Um jovem policial militar contou, de maneira extrovertida, a detenção de 48 pessoas suspeitas de envolvimento em delitos. Parecia roubo de bicicletas, receptação, troca de magrelas por drogas, essas coisas que a crônica policial vive noticiando a rodo.

Até aí, uma história comum se não fosse a façanha dos policiais na arte da compactação: eles enfiaram aquelas 48 pessoas dentro do camburão e algumas bicicletas encontradas na cena do flagrante, no melhor estilo lata de sardinha. Fizeram tal qual mágico que tira o coelho da cartola ou esconde um barco atrás da sua capa preta.

Essa cena por si revela a notória precariedade da estrutura policial e como essa força consegue fazer coisas incríveis quando provocada, apesar de não ser nada legal ver suspeitos e condenados submetidos a condições subumanas para sofrer como sovaco de aleijado, ou, como se diz popularmente, como pé de cego. Mas há quem pense diferente. Principalmente as vítimas.

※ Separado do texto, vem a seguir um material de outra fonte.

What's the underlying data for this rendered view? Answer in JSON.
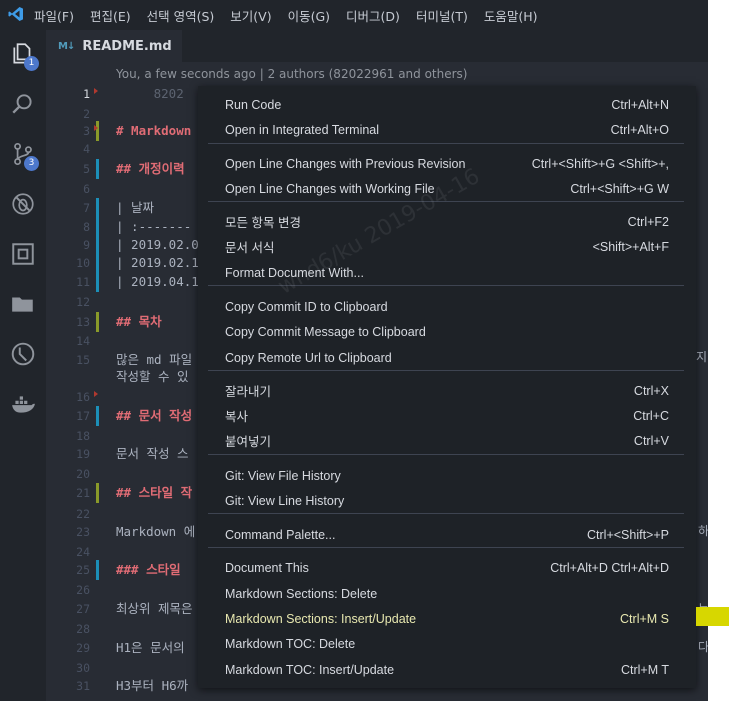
{
  "menubar": [
    "파일(F)",
    "편집(E)",
    "선택 영역(S)",
    "보기(V)",
    "이동(G)",
    "디버그(D)",
    "터미널(T)",
    "도움말(H)"
  ],
  "activity": {
    "explorer_badge": "1",
    "scm_badge": "3"
  },
  "tab": {
    "icon_text": "M↓",
    "label": "README.md"
  },
  "blame": "You, a few seconds ago | 2 authors (82022961 and others)",
  "lines": [
    {
      "n": "1",
      "text": "     8202"
    },
    {
      "n": "2",
      "text": ""
    },
    {
      "n": "3",
      "text": "# Markdown"
    },
    {
      "n": "4",
      "text": ""
    },
    {
      "n": "5",
      "text": "## 개정이력"
    },
    {
      "n": "6",
      "text": ""
    },
    {
      "n": "7",
      "text": "| 날짜"
    },
    {
      "n": "8",
      "text": "| :-------"
    },
    {
      "n": "9",
      "text": "| 2019.02.0"
    },
    {
      "n": "10",
      "text": "| 2019.02.1"
    },
    {
      "n": "11",
      "text": "| 2019.04.1"
    },
    {
      "n": "12",
      "text": ""
    },
    {
      "n": "13",
      "text": "## 목차"
    },
    {
      "n": "14",
      "text": ""
    },
    {
      "n": "15",
      "text": "많은 md 파일"
    },
    {
      "n": "",
      "text": "작성할 수 있"
    },
    {
      "n": "16",
      "text": ""
    },
    {
      "n": "17",
      "text": "## 문서 작성"
    },
    {
      "n": "18",
      "text": ""
    },
    {
      "n": "19",
      "text": "문서 작성 스"
    },
    {
      "n": "20",
      "text": ""
    },
    {
      "n": "21",
      "text": "## 스타일 작"
    },
    {
      "n": "22",
      "text": ""
    },
    {
      "n": "23",
      "text": "Markdown 에"
    },
    {
      "n": "24",
      "text": ""
    },
    {
      "n": "25",
      "text": "### 스타일"
    },
    {
      "n": "26",
      "text": ""
    },
    {
      "n": "27",
      "text": "최상위 제목은"
    },
    {
      "n": "28",
      "text": ""
    },
    {
      "n": "29",
      "text": "H1은 문서의"
    },
    {
      "n": "30",
      "text": ""
    },
    {
      "n": "31",
      "text": "H3부터 H6까"
    }
  ],
  "right_fragments": [
    "지",
    "하",
    "는",
    "다"
  ],
  "watermark": "wnd6/ku    2019-04-16",
  "context_menu": [
    {
      "label": "Run Code",
      "key": "Ctrl+Alt+N"
    },
    {
      "label": "Open in Integrated Terminal",
      "key": "Ctrl+Alt+O"
    },
    {
      "label": "Open Line Changes with Previous Revision",
      "key": "Ctrl+<Shift>+G <Shift>+,"
    },
    {
      "label": "Open Line Changes with Working File",
      "key": "Ctrl+<Shift>+G W"
    },
    {
      "label": "모든 항목 변경",
      "key": "Ctrl+F2"
    },
    {
      "label": "문서 서식",
      "key": "<Shift>+Alt+F"
    },
    {
      "label": "Format Document With...",
      "key": ""
    },
    {
      "label": "Copy Commit ID to Clipboard",
      "key": ""
    },
    {
      "label": "Copy Commit Message to Clipboard",
      "key": ""
    },
    {
      "label": "Copy Remote Url to Clipboard",
      "key": ""
    },
    {
      "label": "잘라내기",
      "key": "Ctrl+X"
    },
    {
      "label": "복사",
      "key": "Ctrl+C"
    },
    {
      "label": "붙여넣기",
      "key": "Ctrl+V"
    },
    {
      "label": "Git: View File History",
      "key": ""
    },
    {
      "label": "Git: View Line History",
      "key": ""
    },
    {
      "label": "Command Palette...",
      "key": "Ctrl+<Shift>+P"
    },
    {
      "label": "Document This",
      "key": "Ctrl+Alt+D Ctrl+Alt+D"
    },
    {
      "label": "Markdown Sections: Delete",
      "key": ""
    },
    {
      "label": "Markdown Sections: Insert/Update",
      "key": "Ctrl+M S"
    },
    {
      "label": "Markdown TOC: Delete",
      "key": ""
    },
    {
      "label": "Markdown TOC: Insert/Update",
      "key": "Ctrl+M T"
    }
  ],
  "colors": {
    "accent": "#4d78cc",
    "heading": "#e06c75",
    "highlight": "#d7d700"
  }
}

Na mesma semana em que a tevê trouxe ao público o realismo bárbaro do filme Carandiru – coisas que, aliás, acontecem bem pertinho dos douradenses no castelo da “Phac” - e o escândalo das mesadas gordas, o feedback dos Correios, das propinas cuja fita o próprio governador gravou e espalhou, a história policial do cotidiano caseiro não passa de um dropes de laranja.

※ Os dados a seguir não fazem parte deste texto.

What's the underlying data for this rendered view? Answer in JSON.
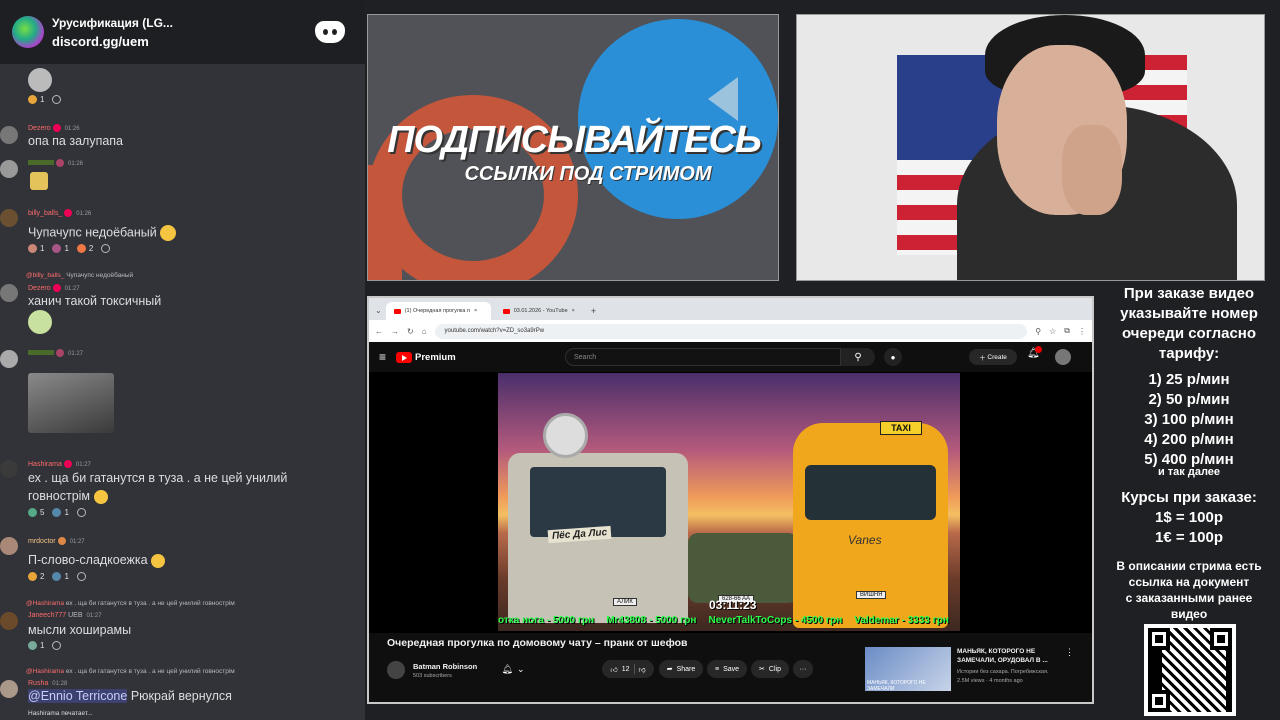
{
  "chat": {
    "server_title": "Урусификация (LG...",
    "invite": "discord.gg/uem",
    "messages": [
      {
        "reactions": [
          {
            "count": "1"
          }
        ]
      },
      {
        "user": "Dezero",
        "time": "01:26",
        "text": "опа па залупапа"
      },
      {
        "user": "",
        "time": "01:26"
      },
      {
        "user": "billy_balls_",
        "time": "01:26",
        "text": "Чупачупс недоёбаный",
        "reactions": [
          {
            "count": "1"
          },
          {
            "count": "1"
          },
          {
            "count": "2"
          }
        ]
      },
      {
        "reply_user": "@billy_balls_",
        "reply_text": "Чупачупс недоёбаный",
        "user": "Dezero",
        "time": "01:27",
        "text": "ханич такой токсичный"
      },
      {
        "user": "",
        "time": "01:27"
      },
      {
        "user": "Hashirama",
        "time": "01:27",
        "text": "ех . ща би гатанутся в туза . а не цей унилий",
        "text2": "говнострім",
        "reactions": [
          {
            "count": "5"
          },
          {
            "count": "1"
          }
        ]
      },
      {
        "user": "mrdoctor",
        "time": "01:27",
        "text": "П-слово-сладкоежка",
        "reactions": [
          {
            "count": "2"
          },
          {
            "count": "1"
          }
        ]
      },
      {
        "reply_user": "@Hashirama",
        "reply_text": "ех . ща би гатанутся в туза . а не цей унилий говнострім",
        "user": "Janeech777",
        "tag": "UEB",
        "time": "01:27",
        "text": "мысли хоширамы",
        "reactions": [
          {
            "count": "1"
          }
        ]
      },
      {
        "reply_user": "@Hashirama",
        "reply_text": "ех . ща би гатанутся в туза . а не цей унилий говнострім",
        "user": "Rusha",
        "time": "01:28",
        "mention": "@Ennio Terricone",
        "text": "Рюкрай вернулся"
      }
    ],
    "typing": "Hashirama печатает..."
  },
  "promo": {
    "headline": "ПОДПИСЫВАЙТЕСЬ",
    "subline": "ССЫЛКИ ПОД СТРИМОМ"
  },
  "browser": {
    "tabs": [
      {
        "label": "(1) Очередная прогулка п"
      },
      {
        "label": "03.01.2026 - YouTube"
      }
    ],
    "new_tab": "+",
    "url": "youtube.com/watch?v=ZD_so3a9rPw"
  },
  "youtube": {
    "brand": "Premium",
    "search_placeholder": "Search",
    "create_label": "Create",
    "video": {
      "title": "Очередная прогулка по домовому чату – пранк от шефов",
      "timer": "03:11:23",
      "ticker": [
        "отка нога - 5000 грн",
        "Mr43808 - 5000 грн",
        "NeverTalkToCops - 4500 грн",
        "Valdemar - 3333 грн",
        "К"
      ],
      "sign_dog": "Пёс Да Лис",
      "taxi_sign": "TAXI",
      "van_brand": "Vanes",
      "plate_1": "АЛИК",
      "plate_2": "ВИШНЯ",
      "plate_3": "628-66 AA"
    },
    "channel": {
      "name": "Batman Robinson",
      "subs": "503 subscribers"
    },
    "actions": {
      "likes": "12",
      "share": "Share",
      "save": "Save",
      "clip": "Clip",
      "more": "···"
    },
    "recommendation": {
      "title": "МАНЬЯК, КОТОРОГО НЕ ЗАМЕЧАЛИ, ОРУДОВАЛ В ...",
      "channel": "Истории без сахара. Погребижская.",
      "meta": "2.5M views · 4 months ago",
      "thumb_caption": "МАНЬЯК, КОТОРОГО НЕ ЗАМЕЧАЛИ"
    }
  },
  "prices": {
    "intro": [
      "При заказе видео",
      "указывайте номер",
      "очереди согласно",
      "тарифу:"
    ],
    "tiers": [
      "1) 25 р/мин",
      "2) 50 р/мин",
      "3) 100 р/мин",
      "4) 200 р/мин",
      "5) 400 р/мин"
    ],
    "etc": "и так далее",
    "rates_title": "Курсы при заказе:",
    "rates": [
      "1$ = 100р",
      "1€ = 100р"
    ],
    "desc": [
      "В описании стрима есть",
      "ссылка на документ",
      "с заказанными ранее",
      "видео"
    ]
  },
  "colors": {
    "discord_bg": "#313338",
    "yt_red": "#ff0000",
    "ticker_green": "#2bff4d",
    "promo_orange": "#c4563c",
    "telegram_blue": "#2a8fd6"
  }
}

É possível mensurar o tamanho da indignação, da estupefação nacional diante desses escândalos? O que é pior: superlotar um camburão ou ficar basbaque diante dos trovões corruptos que soam lá de Brasília por conta das trombadas e desacertos entre os deuses da política?

Que pitomba de democracia é esta? Só vale poder e dinheiro no bolso?

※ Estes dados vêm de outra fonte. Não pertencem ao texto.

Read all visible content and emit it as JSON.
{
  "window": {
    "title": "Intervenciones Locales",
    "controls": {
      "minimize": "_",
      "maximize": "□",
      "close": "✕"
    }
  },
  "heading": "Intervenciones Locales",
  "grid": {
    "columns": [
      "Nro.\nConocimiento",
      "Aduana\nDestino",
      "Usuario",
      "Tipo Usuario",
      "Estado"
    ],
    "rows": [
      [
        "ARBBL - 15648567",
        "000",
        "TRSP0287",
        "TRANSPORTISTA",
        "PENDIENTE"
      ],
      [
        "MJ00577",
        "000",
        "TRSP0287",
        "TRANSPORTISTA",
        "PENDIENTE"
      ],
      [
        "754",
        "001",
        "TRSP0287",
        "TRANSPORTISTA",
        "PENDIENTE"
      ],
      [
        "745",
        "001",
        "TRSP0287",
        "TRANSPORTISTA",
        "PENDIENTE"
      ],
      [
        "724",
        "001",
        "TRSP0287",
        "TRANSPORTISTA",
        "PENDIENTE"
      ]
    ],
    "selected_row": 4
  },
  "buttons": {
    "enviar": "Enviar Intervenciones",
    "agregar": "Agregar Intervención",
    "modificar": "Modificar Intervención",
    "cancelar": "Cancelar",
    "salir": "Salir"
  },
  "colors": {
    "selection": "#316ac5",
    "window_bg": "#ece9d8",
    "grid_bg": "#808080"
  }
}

Depois que o Riquinho ouviu falar sobre os zeros do “mensalão”, o senhor Rico começou a coçar a cabeça...

As pessoas, com exceções, naturalmente, parecem anestesiadas. Também pudera. Diante de um cataclismo anunciado com esses escândalos, o sério e honesto acaba se sentindo um idiota. Elas estão pasmas, imóveis e confusas como uma barata acuada no canto da casa e o chinelo do algoz bazófio em seu encalço.

Se as penitenciárias estão cheias de bandidos pobres, como elas ficariam se fossem trancafiados os corruptos, sejam eles ricos ou pobres?

Mas como a massa do País onde a máfia dá as cartas, é possível que tudo acabe em pizza, o que seria uma vergonha ainda maior...

Enquanto pobres mal intencionados e arredios continuam aprontando besteiras pela periferia, os escândalos vão enchendo as mentes com caraminholas e fatos reais que quase nunca chegam aos tribunais. No mesmo ritmo frenético, as histórias de Carandiru vão se repetindo como papagaios de piratas em alto mar, sem ancoradouro certo, ao sabor do vento. Mas apenas com um objetivo: encontrar e surrupiar o tesouro precioso, mesmo que isso custe o sofrimento e a vida de todos os tripulantes da nau maldita.

Honestidade é a palavra-chave, porém rara, para fechar esse tesouro e para mantê-lo seguro e verdadeiramente útil. Honestidade, porém, é uma palavra inexistente no vocabulário dos piratas.

Na terra onde os homens eram ensinados pelo Varão de Plutarco, esses absurdos não aconteciam, embora a ambição fosse igualmente desmedida e as proporções financeiras fossem mais modestas. Talvez seja preciso ressuscitá-lo das cinzas para, pelo menos, ensinar um pouquinho de honestidade, de ética e de verdade nas cercanias de Cabral e na sua capital de saqueadores.